Witting's second Inspector Charlton mystery, first published in 1937, is set in Paulsfield (clearly a fictional Petersfield in Hampshire). It is a market day and there is much noise and bustle. A bull decides it is time to liberate itself and goes on the rampage. As this is happening, a cleaner working on the statue in the middle of the square is shot dead, straight through the head. Inspector Charlton has very few leads on this case. There is no obvious motive for the cleaner’s death, and when two further murders are committed within the same day, both taking place in the market square, the mystery has obviously deepened exponentially. Midsummer Murder is another Clifford Witting that will delight all his fans.
Clifford Witting (1907-68) was an English writer who was educated at Eltham College, London, between 1916 and 1924.
During World War II he served as a bombardier in the Royal Artillery, 1942-44, and as a Warrant Officer in the Royal Army Ordnance Corps, 1944-46.
He married Ellen Marjorie Steward in 1934 and they had one daughter. Before becoming a full-time writer, he worked as a clerk in Lloyds bank from 1924 to 1942. He was Honorary Editor of The Old Elthamian magazine, London. from 1947 up to his death.
His first novel 'Murder in Blue' was published in 1937 and his series characters were Sergeant (later Inspector) Peter Bradford and Inspector Harry Charlton. Unusually, he didn’t join The Detection Club until 1958 by which time he had written 12 detective novels.
In their 'A Catalogue of Crime', Jacques Barzun and Wendell Hertig Taylor stated, 'Witting started feebly, improved to a point of high competence, and has since shown a marked capacity for character and situation, with uneven success in keeping up the detective interest.'
On the gadetection website it reports, 'Why is Witting so obscure? His detection is genuinely engrossing, and his style is witty, if occasionally facetious. He could do setting very well—Army life in Subject: Murder. His books have the genuine whodunit pull. He can brilliantly misdirect the reader (Midsummer Murder) or invent a genuinely clever and simple murder method (Dead on Time).
'He experimented with form: the surprise victim (whowillbedunin?) of Measure for Murder, or, weak as it is otherwise is, the riff on the inverted detective story in Michaelmas Goose. In short, he always has something to offer the reader, and found original ideas within the conventions of the formal detective story.

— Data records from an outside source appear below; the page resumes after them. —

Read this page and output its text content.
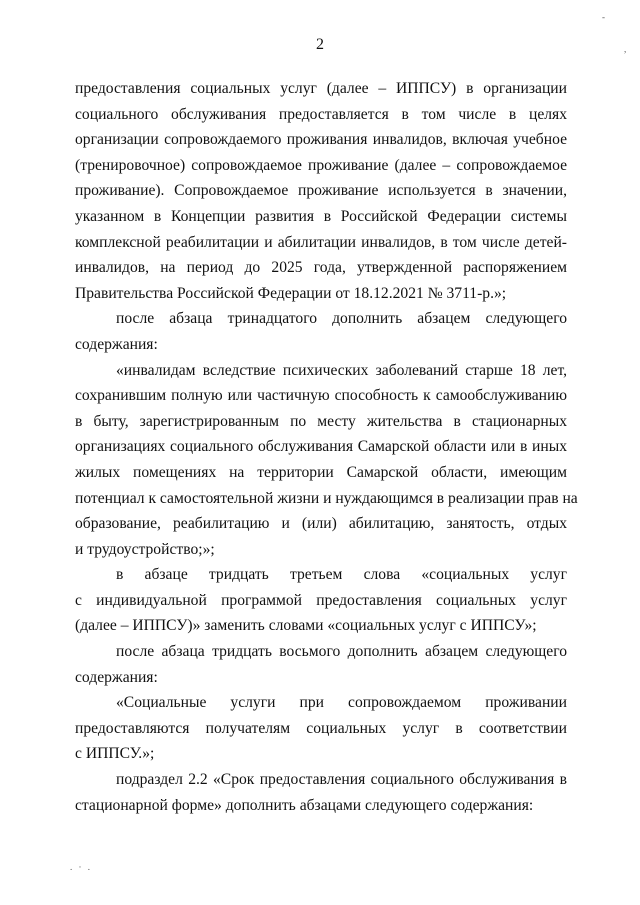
2
предоставления социальных услуг (далее – ИППСУ) в организации
социального обслуживания предоставляется в том числе в целях
организации сопровождаемого проживания инвалидов, включая учебное
(тренировочное) сопровождаемое проживание (далее – сопровождаемое
проживание). Сопровождаемое проживание используется в значении,
указанном в Концепции развития в Российской Федерации системы
комплексной реабилитации и абилитации инвалидов, в том числе детей-
инвалидов, на период до 2025 года, утвержденной распоряжением
Правительства Российской Федерации от 18.12.2021 № 3711-р.»;
после абзаца тринадцатого дополнить абзацем следующего
содержания:
«инвалидам вследствие психических заболеваний старше 18 лет,
сохранившим полную или частичную способность к самообслуживанию
в быту, зарегистрированным по месту жительства в стационарных
организациях социального обслуживания Самарской области или в иных
жилых помещениях на территории Самарской области, имеющим
потенциал к самостоятельной жизни и нуждающимся в реализации прав на
образование, реабилитацию и (или) абилитацию, занятость, отдых
и трудоустройство;»;
в абзаце тридцать третьем слова «социальных услуг
с индивидуальной программой предоставления социальных услуг
(далее – ИППСУ)» заменить словами «социальных услуг с ИППСУ»;
после абзаца тридцать восьмого дополнить абзацем следующего
содержания:
«Социальные услуги при сопровождаемом проживании
предоставляются получателям социальных услуг в соответствии
с ИППСУ.»;
подраздел 2.2 «Срок предоставления социального обслуживания в
стационарной форме» дополнить абзацами следующего содержания:
-
,
. · .
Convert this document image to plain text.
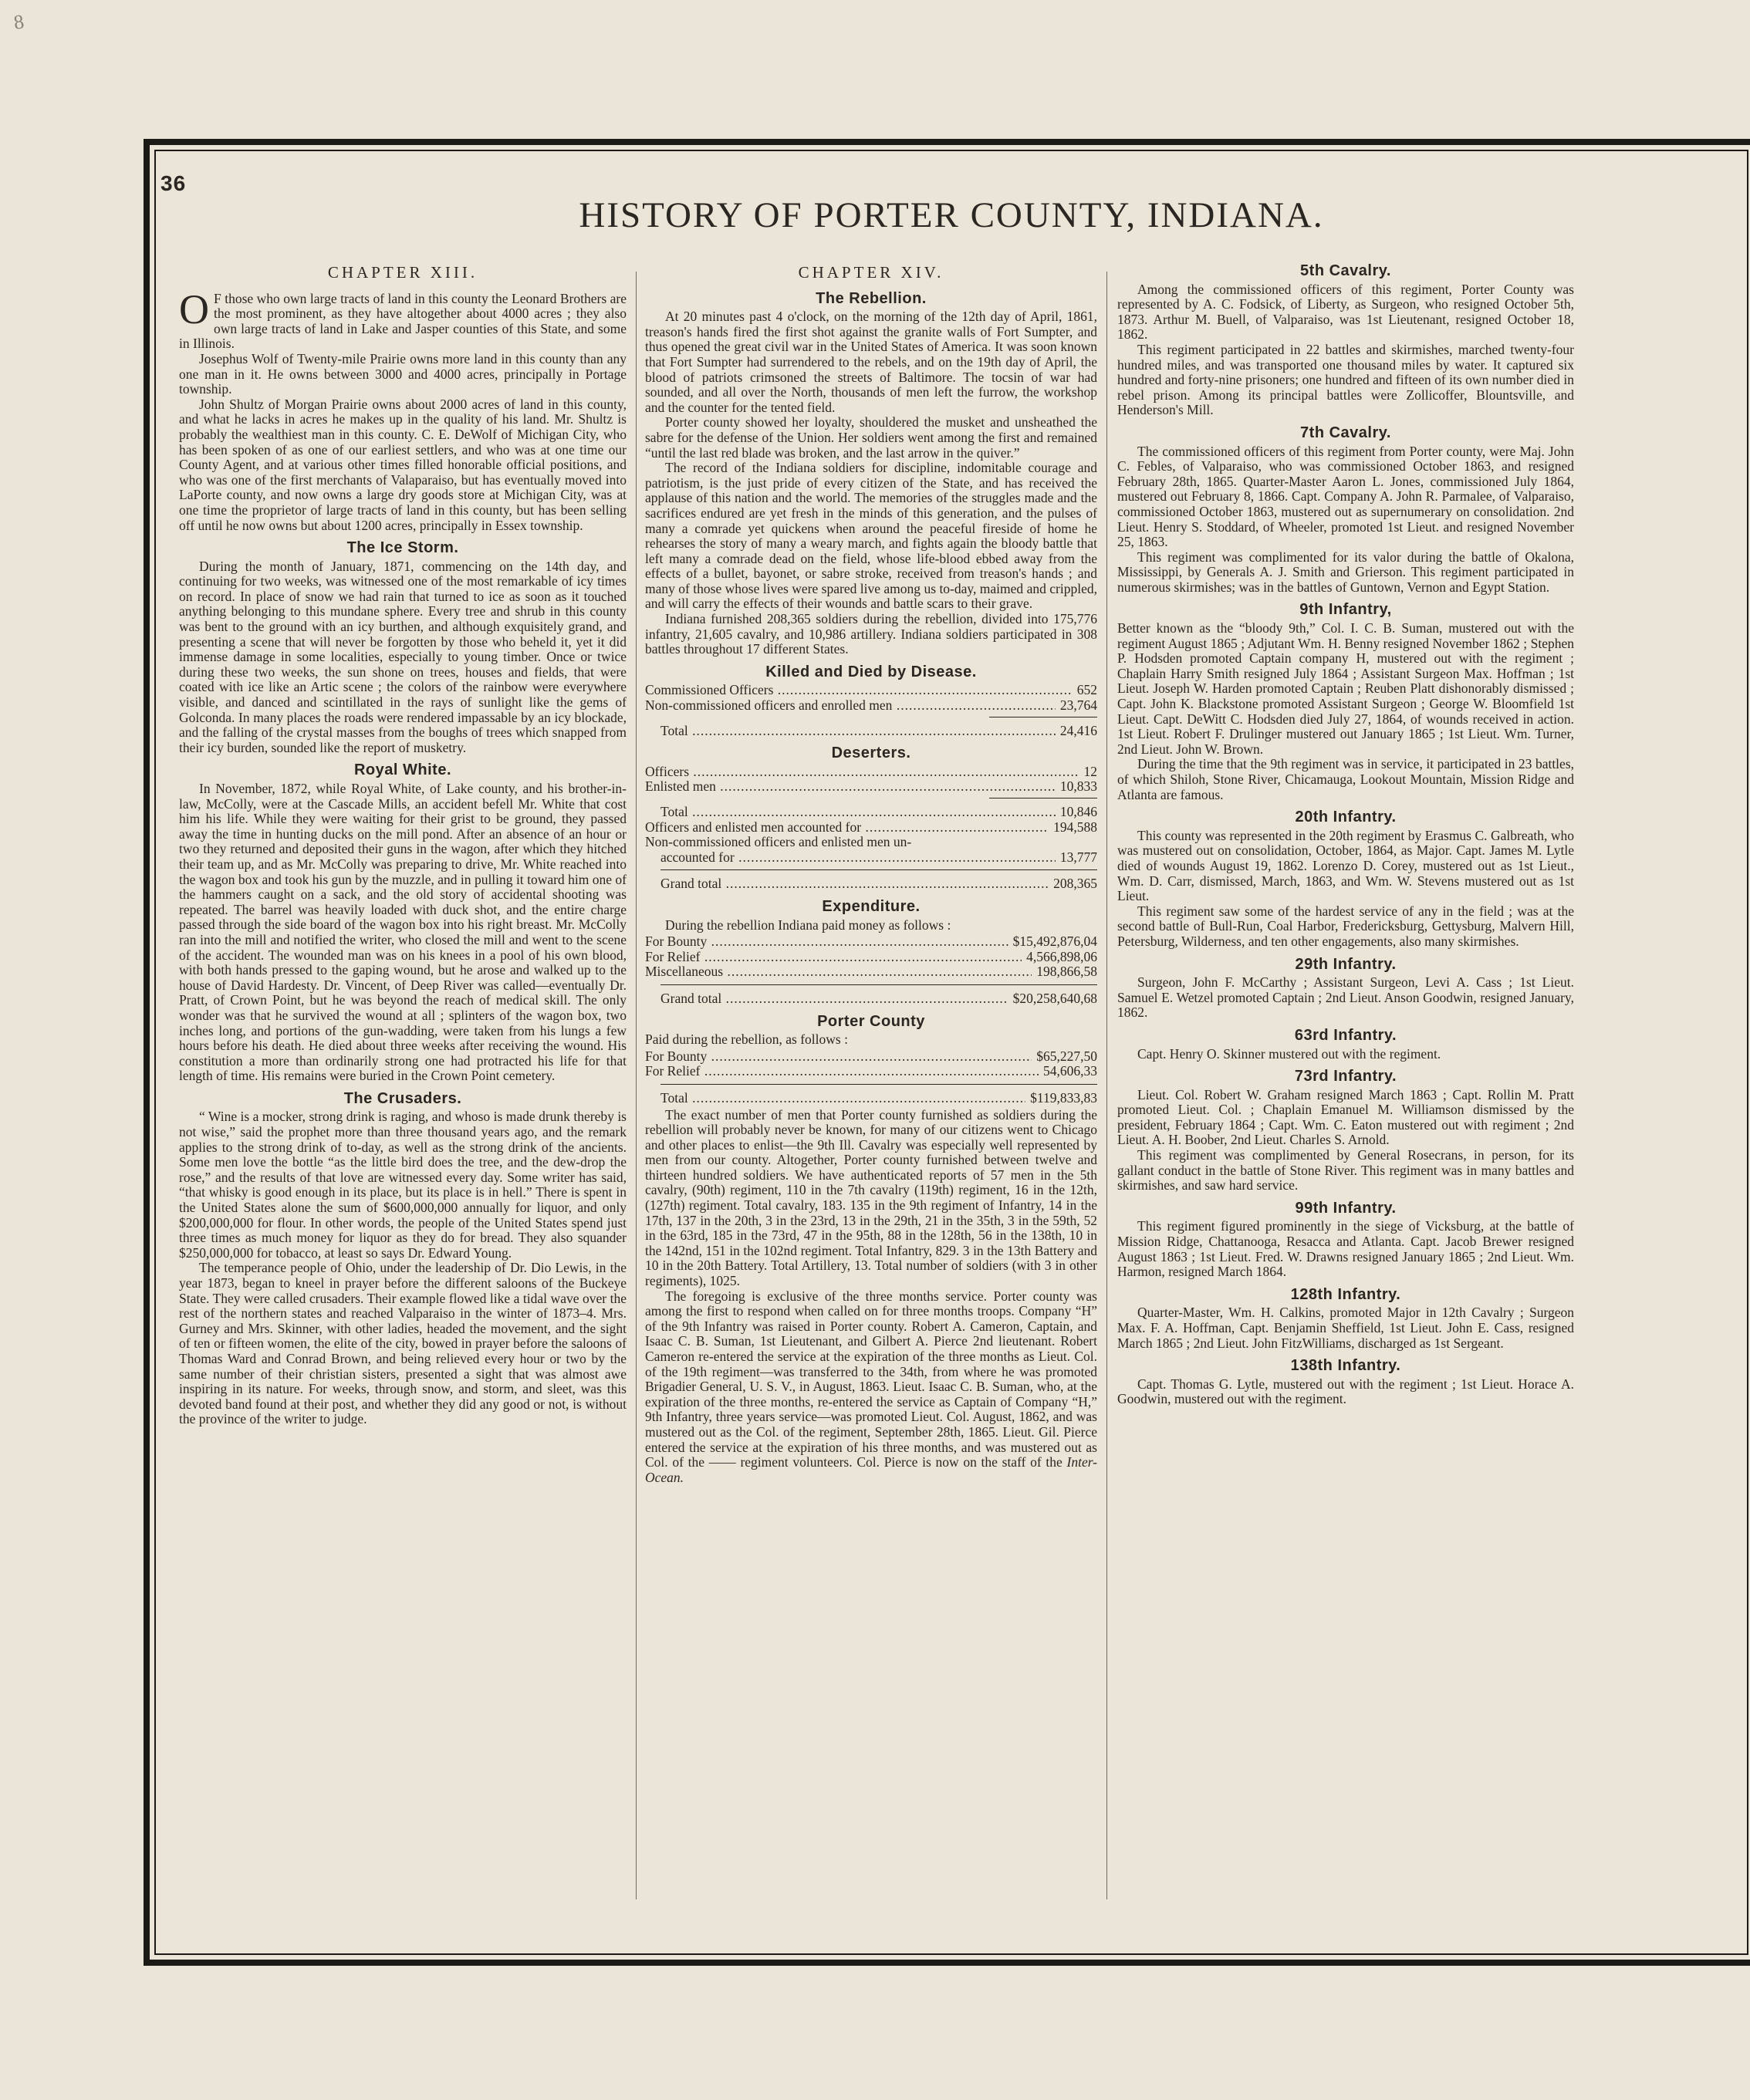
8
36
HISTORY OF PORTER COUNTY, INDIANA.
CHAPTER XIII.

O F those who own large tracts of land in this county the Leonard Brothers are the most prominent, as they have altogether about 4000 acres ; they also own large tracts of land in Lake and Jasper counties of this State, and some in Illinois.

Josephus Wolf of Twenty-mile Prairie owns more land in this county than any one man in it. He owns between 3000 and 4000 acres, principally in Portage township.

John Shultz of Morgan Prairie owns about 2000 acres of land in this county, and what he lacks in acres he makes up in the quality of his land. Mr. Shultz is probably the wealthiest man in this county. C. E. DeWolf of Michigan City, who has been spoken of as one of our earliest settlers, and who was at one time our County Agent, and at various other times filled honorable official positions, and who was one of the first merchants of Valaparaiso, but has eventually moved into LaPorte county, and now owns a large dry goods store at Michigan City, was at one time the proprietor of large tracts of land in this county, but has been selling off until he now owns but about 1200 acres, principally in Essex township.

The Ice Storm.

During the month of January, 1871, commencing on the 14th day, and continuing for two weeks, was witnessed one of the most remarkable of icy times on record. In place of snow we had rain that turned to ice as soon as it touched anything belonging to this mundane sphere. Every tree and shrub in this county was bent to the ground with an icy burthen, and although exquisitely grand, and presenting a scene that will never be forgotten by those who beheld it, yet it did immense damage in some localities, especially to young timber. Once or twice during these two weeks, the sun shone on trees, houses and fields, that were coated with ice like an Artic scene ; the colors of the rainbow were everywhere visible, and danced and scintillated in the rays of sunlight like the gems of Golconda. In many places the roads were rendered impassable by an icy blockade, and the falling of the crystal masses from the boughs of trees which snapped from their icy burden, sounded like the report of musketry.

Royal White.

In November, 1872, while Royal White, of Lake county, and his brother-in-law, McColly, were at the Cascade Mills, an accident befell Mr. White that cost him his life. While they were waiting for their grist to be ground, they passed away the time in hunting ducks on the mill pond. After an absence of an hour or two they returned and deposited their guns in the wagon, after which they hitched their team up, and as Mr. McColly was preparing to drive, Mr. White reached into the wagon box and took his gun by the muzzle, and in pulling it toward him one of the hammers caught on a sack, and the old story of accidental shooting was repeated. The barrel was heavily loaded with duck shot, and the entire charge passed through the side board of the wagon box into his right breast. Mr. McColly ran into the mill and notified the writer, who closed the mill and went to the scene of the accident. The wounded man was on his knees in a pool of his own blood, with both hands pressed to the gaping wound, but he arose and walked up to the house of David Hardesty. Dr. Vincent, of Deep River was called—eventually Dr. Pratt, of Crown Point, but he was beyond the reach of medical skill. The only wonder was that he survived the wound at all ; splinters of the wagon box, two inches long, and portions of the gun-wadding, were taken from his lungs a few hours before his death. He died about three weeks after receiving the wound. His constitution a more than ordinarily strong one had protracted his life for that length of time. His remains were buried in the Crown Point cemetery.

The Crusaders.

“ Wine is a mocker, strong drink is raging, and whoso is made drunk thereby is not wise,” said the prophet more than three thousand years ago, and the remark applies to the strong drink of to-day, as well as the strong drink of the ancients. Some men love the bottle “as the little bird does the tree, and the dew-drop the rose,” and the results of that love are witnessed every day. Some writer has said, “that whisky is good enough in its place, but its place is in hell.” There is spent in the United States alone the sum of $600,000,000 annually for liquor, and only $200,000,000 for flour. In other words, the people of the United States spend just three times as much money for liquor as they do for bread. They also squander $250,000,000 for tobacco, at least so says Dr. Edward Young.

The temperance people of Ohio, under the leadership of Dr. Dio Lewis, in the year 1873, began to kneel in prayer before the different saloons of the Buckeye State. They were called crusaders. Their example flowed like a tidal wave over the rest of the northern states and reached Valparaiso in the winter of 1873–4. Mrs. Gurney and Mrs. Skinner, with other ladies, headed the movement, and the sight of ten or fifteen women, the elite of the city, bowed in prayer before the saloons of Thomas Ward and Conrad Brown, and being relieved every hour or two by the same number of their christian sisters, presented a sight that was almost awe inspiring in its nature. For weeks, through snow, and storm, and sleet, was this devoted band found at their post, and whether they did any good or not, is without the province of the writer to judge.

CHAPTER XIV.
The Rebellion.

At 20 minutes past 4 o'clock, on the morning of the 12th day of April, 1861, treason's hands fired the first shot against the granite walls of Fort Sumpter, and thus opened the great civil war in the United States of America. It was soon known that Fort Sumpter had surrendered to the rebels, and on the 19th day of April, the blood of patriots crimsoned the streets of Baltimore. The tocsin of war had sounded, and all over the North, thousands of men left the furrow, the workshop and the counter for the tented field.

Porter county showed her loyalty, shouldered the musket and unsheathed the sabre for the defense of the Union. Her soldiers went among the first and remained “until the last red blade was broken, and the last arrow in the quiver.”

The record of the Indiana soldiers for discipline, indomitable courage and patriotism, is the just pride of every citizen of the State, and has received the applause of this nation and the world. The memories of the struggles made and the sacrifices endured are yet fresh in the minds of this generation, and the pulses of many a comrade yet quickens when around the peaceful fireside of home he rehearses the story of many a weary march, and fights again the bloody battle that left many a comrade dead on the field, whose life-blood ebbed away from the effects of a bullet, bayonet, or sabre stroke, received from treason's hands ; and many of those whose lives were spared live among us to-day, maimed and crippled, and will carry the effects of their wounds and battle scars to their grave.

Indiana furnished 208,365 soldiers during the rebellion, divided into 175,776 infantry, 21,605 cavalry, and 10,986 artillery. Indiana soldiers participated in 308 battles throughout 17 different States.

Killed and Died by Disease.
Commissioned Officers .....	652
Non-commissioned officers and enrolled men .....	23,764
Total .....	24,416
Deserters.
Officers .....	12
Enlisted men .....	10,833
Total .....	10,846
Officers and enlisted men accounted for .....	194,588
Non-commissioned officers and enlisted men un-
accounted for .....	13,777
Grand total .....	208,365
Expenditure.

During the rebellion Indiana paid money as follows :

For Bounty .....	$15,492,876,04
For Relief .....	4,566,898,06
Miscellaneous .....	198,866,58
Grand total .....	$20,258,640,68
Porter County

Paid during the rebellion, as follows :

For Bounty .....	$65,227,50
For Relief .....	54,606,33
Total .....	$119,833,83

The exact number of men that Porter county furnished as soldiers during the rebellion will probably never be known, for many of our citizens went to Chicago and other places to enlist—the 9th Ill. Cavalry was especially well represented by men from our county. Altogether, Porter county furnished between twelve and thirteen hundred soldiers. We have authenticated reports of 57 men in the 5th cavalry, (90th) regiment, 110 in the 7th cavalry (119th) regiment, 16 in the 12th, (127th) regiment. Total cavalry, 183. 135 in the 9th regiment of Infantry, 14 in the 17th, 137 in the 20th, 3 in the 23rd, 13 in the 29th, 21 in the 35th, 3 in the 59th, 52 in the 63rd, 185 in the 73rd, 47 in the 95th, 88 in the 128th, 56 in the 138th, 10 in the 142nd, 151 in the 102nd regiment. Total Infantry, 829. 3 in the 13th Battery and 10 in the 20th Battery. Total Artillery, 13. Total number of soldiers (with 3 in other regiments), 1025.

The foregoing is exclusive of the three months service. Porter county was among the first to respond when called on for three months troops. Company “H” of the 9th Infantry was raised in Porter county. Robert A. Cameron, Captain, and Isaac C. B. Suman, 1st Lieutenant, and Gilbert A. Pierce 2nd lieutenant. Robert Cameron re-entered the service at the expiration of the three months as Lieut. Col. of the 19th regiment—was transferred to the 34th, from where he was promoted Brigadier General, U. S. V., in August, 1863. Lieut. Isaac C. B. Suman, who, at the expiration of the three months, re-entered the service as Captain of Company “H,” 9th Infantry, three years service—was promoted Lieut. Col. August, 1862, and was mustered out as the Col. of the regiment, September 28th, 1865. Lieut. Gil. Pierce entered the service at the expiration of his three months, and was mustered out as Col. of the —— regiment volunteers. Col. Pierce is now on the staff of the Inter-Ocean.

5th Cavalry.

Among the commissioned officers of this regiment, Porter County was represented by A. C. Fodsick, of Liberty, as Surgeon, who resigned October 5th, 1873. Arthur M. Buell, of Valparaiso, was 1st Lieutenant, resigned October 18, 1862.

This regiment participated in 22 battles and skirmishes, marched twenty-four hundred miles, and was transported one thousand miles by water. It captured six hundred and forty-nine prisoners; one hundred and fifteen of its own number died in rebel prison. Among its principal battles were Zollicoffer, Blountsville, and Henderson's Mill.

7th Cavalry.

The commissioned officers of this regiment from Porter county, were Maj. John C. Febles, of Valparaiso, who was commissioned October 1863, and resigned February 28th, 1865. Quarter-Master Aaron L. Jones, commissioned July 1864, mustered out February 8, 1866. Capt. Company A. John R. Parmalee, of Valparaiso, commissioned October 1863, mustered out as supernumerary on consolidation. 2nd Lieut. Henry S. Stoddard, of Wheeler, promoted 1st Lieut. and resigned November 25, 1863.

This regiment was complimented for its valor during the battle of Okalona, Mississippi, by Generals A. J. Smith and Grierson. This regiment participated in numerous skirmishes; was in the battles of Guntown, Vernon and Egypt Station.

9th Infantry,

Better known as the “bloody 9th,” Col. I. C. B. Suman, mustered out with the regiment August 1865 ; Adjutant Wm. H. Benny resigned November 1862 ; Stephen P. Hodsden promoted Captain company H, mustered out with the regiment ; Chaplain Harry Smith resigned July 1864 ; Assistant Surgeon Max. Hoffman ; 1st Lieut. Joseph W. Harden promoted Captain ; Reuben Platt dishonorably dismissed ; Capt. John K. Blackstone promoted Assistant Surgeon ; George W. Bloomfield 1st Lieut. Capt. DeWitt C. Hodsden died July 27, 1864, of wounds received in action. 1st Lieut. Robert F. Drulinger mustered out January 1865 ; 1st Lieut. Wm. Turner, 2nd Lieut. John W. Brown.

During the time that the 9th regiment was in service, it participated in 23 battles, of which Shiloh, Stone River, Chicamauga, Lookout Mountain, Mission Ridge and Atlanta are famous.

20th Infantry.

This county was represented in the 20th regiment by Erasmus C. Galbreath, who was mustered out on consolidation, October, 1864, as Major. Capt. James M. Lytle died of wounds August 19, 1862. Lorenzo D. Corey, mustered out as 1st Lieut., Wm. D. Carr, dismissed, March, 1863, and Wm. W. Stevens mustered out as 1st Lieut.

This regiment saw some of the hardest service of any in the field ; was at the second battle of Bull-Run, Coal Harbor, Fredericksburg, Gettysburg, Malvern Hill, Petersburg, Wilderness, and ten other engagements, also many skirmishes.

29th Infantry.

Surgeon, John F. McCarthy ; Assistant Surgeon, Levi A. Cass ; 1st Lieut. Samuel E. Wetzel promoted Captain ; 2nd Lieut. Anson Goodwin, resigned January, 1862.

63rd Infantry.

Capt. Henry O. Skinner mustered out with the regiment.

73rd Infantry.

Lieut. Col. Robert W. Graham resigned March 1863 ; Capt. Rollin M. Pratt promoted Lieut. Col. ; Chaplain Emanuel M. Williamson dismissed by the president, February 1864 ; Capt. Wm. C. Eaton mustered out with regiment ; 2nd Lieut. A. H. Boober, 2nd Lieut. Charles S. Arnold.

This regiment was complimented by General Rosecrans, in person, for its gallant conduct in the battle of Stone River. This regiment was in many battles and skirmishes, and saw hard service.

99th Infantry.

This regiment figured prominently in the siege of Vicksburg, at the battle of Mission Ridge, Chattanooga, Resacca and Atlanta. Capt. Jacob Brewer resigned August 1863 ; 1st Lieut. Fred. W. Drawns resigned January 1865 ; 2nd Lieut. Wm. Harmon, resigned March 1864.

128th Infantry.

Quarter-Master, Wm. H. Calkins, promoted Major in 12th Cavalry ; Surgeon Max. F. A. Hoffman, Capt. Benjamin Sheffield, 1st Lieut. John E. Cass, resigned March 1865 ; 2nd Lieut. John FitzWilliams, discharged as 1st Sergeant.

138th Infantry.

Capt. Thomas G. Lytle, mustered out with the regiment ; 1st Lieut. Horace A. Goodwin, mustered out with the regiment.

'And yet he’s barely known—no entry in 20th Crime and Mystery Writers, and only a passing reference in the Oxford guide. Only treated in detail in Cooper and Pike, and in Barzun.'
The second adventure with Inspector Charlton involves what appears to be a random killing in (fictional) Paulsfield - a statue cleaner doing his job mysteriously shot while a bull wreaks havoc elsewhere in the market square. Although there were plenty of people present there are no clues nor a clear cut motive for our hero to investigate/follow - a locked room mystery in the wide open - and of course the “spree” continues before Charlton identifies the culprit.
This one started a little slow, not helped by the 1930s British slang/humor, which eluded this reader in more than a few instances. And the solution may frustrate purists, although it is a harbinger/foreshadowing of current mysteries/police procedurals.
Bottom line - still recommend this book/series/author.
Rolling along enjoying this book. Live near the cunningly renamed Paulsfield and enjoyed the local character. But then came the last few pages and it all went downhill. Three stars because I liked the Petersfield descriptions.